Background The m.3243A>G variant in mitochondrial DNA (mtDNA) is the most common cause of the MELAS (Mitochondrial encephalopathy, lactic acidosis and stroke-like episodes) syndrome usually commencing in childhood or adolescence. In adults, the variant presents with versatile and mostly neurological phenotypes, but MELAS may not be common. Objective To examine the frequency of phenotypes in adults with m.3243A>G in a population-based cohort and in a meta-analysis of reported case series. Methods We clinically examined 51 adult patients with m.3243A>G to determine the frequency of phenotypes and to analyse the contribution of variant heteroplasmy, age, sex and mtDNA haplogroup to the phenotypes. The frequencies of neurological features were also assessed in a meta-analysis on 25 published case series reporting 1314 patients.

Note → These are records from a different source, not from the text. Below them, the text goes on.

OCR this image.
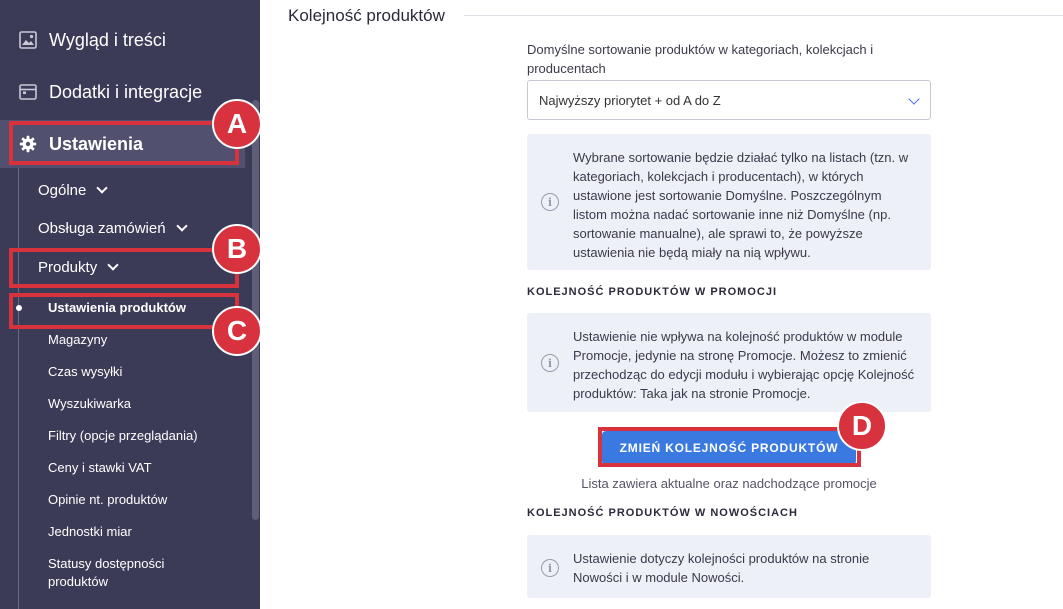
Wygląd i treści
Dodatki i integracje
Ustawienia
Ogólne
Obsługa zamówień
Produkty
Ustawienia produktów
Magazyny
Czas wysyłki
Wyszukiwarka
Filtry (opcje przeglądania)
Ceny i stawki VAT
Opinie nt. produktów
Jednostki miar
Statusy dostępności produktów
A
B
C
Kolejność produktów
Domyślne sortowanie produktów w kategoriach, kolekcjach i producentach
Najwyższy priorytet + od A do Z
i
Wybrane sortowanie będzie działać tylko na listach (tzn. w kategoriach, kolekcjach i producentach), w których ustawione jest sortowanie Domyślne. Poszczególnym listom można nadać sortowanie inne niż Domyślne (np. sortowanie manualne), ale sprawi to, że powyższe ustawienia nie będą miały na nią wpływu.
KOLEJNOŚĆ PRODUKTÓW W PROMOCJI
i
Ustawienie nie wpływa na kolejność produktów w module Promocje, jedynie na stronę Promocje. Możesz to zmienić przechodząc do edycji modułu i wybierając opcję Kolejność produktów: Taka jak na stronie Promocje.
ZMIEŃ KOLEJNOŚĆ PRODUKTÓW
D
Lista zawiera aktualne oraz nadchodzące promocje
KOLEJNOŚĆ PRODUKTÓW W NOWOŚCIACH
i
Ustawienie dotyczy kolejności produktów na stronie Nowości i w module Nowości.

Results Sensorineural hearing impairment (HI), cognitive impairment and myopathy were the most common manifestations, whereas stroke-like episodes were infrequent. Variant heteroplasmy and age were only modest predictors of the phenotypes, although heteroplasmy correlated significantly with disability and Kaplan-Meier analysis showed progression of phenotypes with age. Male sex predicted more severe disability, whereas haplogroup UK was associated with no significant disability. Meta-analysis revealed substantial heterogeneity of phenotype frequencies and preferential inclusion of the MELAS phenotype. Discussion In adult patients with m.3243A>G sensorineural HI, cognitive impairment and myopathy are common manifestations with lifetime prevalences approaching unity. Stroke-like episodes are rare. Variant heteroplasmy, age, sex and mtDNA haplogroup contribute to the severity of the disease. Meta-analysis provided a solid estimate of the various neurological symptoms in adults with m.3243A>G.